Potrebbe essere interessante allora valutare, in termini aggregati, quali siano stati i “costi” di questo discount del settore pubblico, che da un lato dovrà pur sempre ridurre gli sprechi ma, forse, garantendo anche l’accesso a imprese di più piccole dimensioni.
Perché se è vero (e lo è) che il tessuto produttivo italiano è per la quasi totalità formato da piccole e medie imprese, e se è allo stesso tempo vero (e lo è) che per vincere è necessario possedere un potere d’acquisto notevole, allora sembra chiaro che chi partecipa (e vince) alle gare Consip sarà sempre una minoranza consolidata di imprese.
Lo stesso meccanismo dell’Unione Europea, che alla fine beneficia con i suoi progetti a finanziamento diretto quasi sempre le stesse università. Lo stesso meccanismo centralizzante di Amazon.
A ben vedere, la questione è strutturale. È, di fatto, un circolo che potrebbe essere virtuoso o vizioso a seconda di come lo si gestisce. Riuscendo a garantire un tetto minimo di entrata a piccole e medie imprese, soprattutto per l’acquisto da parte della PA di “servizi” e non soltanto di “prodotti”, si allargherebbe notevolmente lo scenario competitivo che, invece, nella realtà, si riduce alla presenza di grandi attori nazionali.

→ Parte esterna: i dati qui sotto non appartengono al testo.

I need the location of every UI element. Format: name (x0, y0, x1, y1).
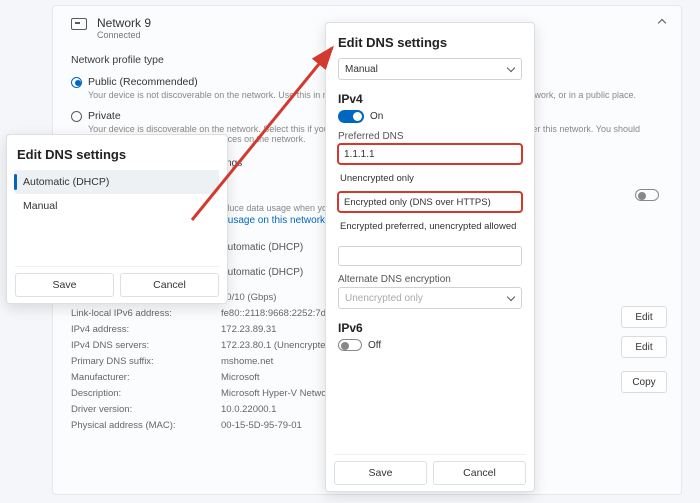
popup-title: Edit DNS settings (338, 35, 522, 50)
prop-val: 00-15-5D-95-79-01 (221, 418, 302, 434)
alternate-dns-input[interactable] (338, 246, 522, 266)
public-label: Public (Recommended) (88, 76, 198, 88)
prop-key: IPv4 DNS servers: (71, 338, 221, 354)
enc-option-preferred[interactable]: Encrypted preferred, unencrypted allowed (338, 216, 522, 236)
prop-key: Physical address (MAC): (71, 418, 221, 434)
enc-option-https[interactable]: Encrypted only (DNS over HTTPS) (338, 192, 522, 212)
mode-value: Manual (345, 64, 378, 75)
chevron-down-icon (507, 294, 515, 302)
prop-val: 172.23.80.1 (Unencrypted) (221, 338, 334, 354)
prop-key: IPv4 address: (71, 322, 221, 338)
dns-settings-popup-dropdown: Edit DNS settings Automatic (DHCP) Manua… (6, 134, 228, 304)
popup-title: Edit DNS settings (17, 147, 217, 162)
prop-key: Primary DNS suffix: (71, 354, 221, 370)
alternate-enc-value: Unencrypted only (345, 293, 423, 304)
chevron-down-icon (507, 65, 515, 73)
cancel-button[interactable]: Cancel (120, 273, 219, 297)
private-label: Private (88, 110, 121, 122)
prop-val: mshome.net (221, 354, 273, 370)
network-name: Network 9 (97, 16, 151, 30)
edit-dns-button[interactable]: Edit (621, 336, 667, 358)
save-button[interactable]: Save (15, 273, 114, 297)
collapse-icon[interactable] (657, 16, 667, 26)
ip-assign-value: Automatic (DHCP) (221, 242, 303, 253)
prop-val: 172.23.89.31 (221, 322, 276, 338)
option-automatic[interactable]: Automatic (DHCP) (15, 170, 219, 194)
alternate-enc-label: Alternate DNS encryption (338, 274, 522, 285)
edit-ip-button[interactable]: Edit (621, 306, 667, 328)
ipv4-heading: IPv4 (338, 92, 522, 106)
preferred-dns-input[interactable]: 1.1.1.1 (338, 144, 522, 164)
enc-option-unencrypted[interactable]: Unencrypted only (338, 168, 522, 188)
dns-assign-value: Automatic (DHCP) (221, 267, 303, 278)
preferred-dns-value: 1.1.1.1 (344, 149, 375, 160)
preferred-dns-label: Preferred DNS (338, 131, 522, 142)
ipv6-off-label: Off (368, 340, 381, 351)
ipv6-heading: IPv6 (338, 321, 522, 335)
copy-button[interactable]: Copy (621, 371, 667, 393)
ipv4-on-label: On (370, 111, 383, 122)
prop-key: Manufacturer: (71, 370, 221, 386)
prop-val: 10/10 (Gbps) (221, 290, 276, 306)
ipv4-toggle[interactable] (338, 110, 364, 123)
prop-val: Microsoft (221, 370, 260, 386)
option-manual[interactable]: Manual (15, 194, 219, 218)
cancel-button[interactable]: Cancel (433, 461, 526, 485)
radio-icon (71, 111, 82, 122)
prop-key: Driver version: (71, 402, 221, 418)
save-button[interactable]: Save (334, 461, 427, 485)
dns-settings-popup-manual: Edit DNS settings Manual IPv4 On Preferr… (325, 22, 535, 492)
radio-icon (71, 77, 82, 88)
metered-toggle[interactable] (635, 189, 659, 201)
prop-key: Link-local IPv6 address: (71, 306, 221, 322)
mode-select[interactable]: Manual (338, 58, 522, 80)
prop-val: 10.0.22000.1 (221, 402, 276, 418)
alternate-enc-select: Unencrypted only (338, 287, 522, 309)
network-status: Connected (97, 30, 151, 40)
prop-key: Description: (71, 386, 221, 402)
monitor-icon (71, 18, 87, 30)
ipv6-toggle[interactable] (338, 339, 362, 351)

Forse sarebbe il caso di ripensare clausole e contratti, per fare in modo che il “risparmio” di spesa pubblica sugli acquisti non vada ad aumentare i “consumi” di spesa pubblica in “assistenza” (disoccupazione, crediti inesigibili dai contribuenti ecc.).
Se da un lato, infatti, la decentralizzazione che prima imperava costava allo Stato troppe risorse (c’è chi dice fossero 36mila le stazioni appaltanti in Italia), la centralizzazione e l’approccio “al risparmio” potrebbe generare maggiori costi sociali di quanti ne faccia risparmiare.
“In Italia, per far fronte a un utilizzo ‘poco avveduto’ della spesa pubblica è stato necessario avviare una serie di controlli che hanno fatto aumentare il costo delle gare e degli appalti vertiginosamente negli ultimi decenni”.
Nessuno ha messo in luce questo aspetto, mentre tutti analizzano come, in realtà, la Consip avrebbe potuto far risparmiare ancora di più.
Il problema è sempre quello della visione parcellizzata della “cosa pubblica”. Manca uno scenario globale, una prospettiva che sappia comprendere cosa (a livello aggregato) genera maggiori benefici alla comunità. Basterebbe semplicemente “tracciare” tutti i costi della PA, capire quanto si spende per cosa.
Per intenderci, la gestione degli acquisti è paragonabile al “padrone di casa” che non accende i termosifoni per ridurre al minimo i consumi del gas, anche se poi, per riscaldarsi, accende stufe elettriche che fanno lievitare i consumi dell’elettricità (spendendo, in modo aggregato, di più).
Fatto un primo passo verso la razionalizzazione, insomma, facciamone un altro verso la razionalità.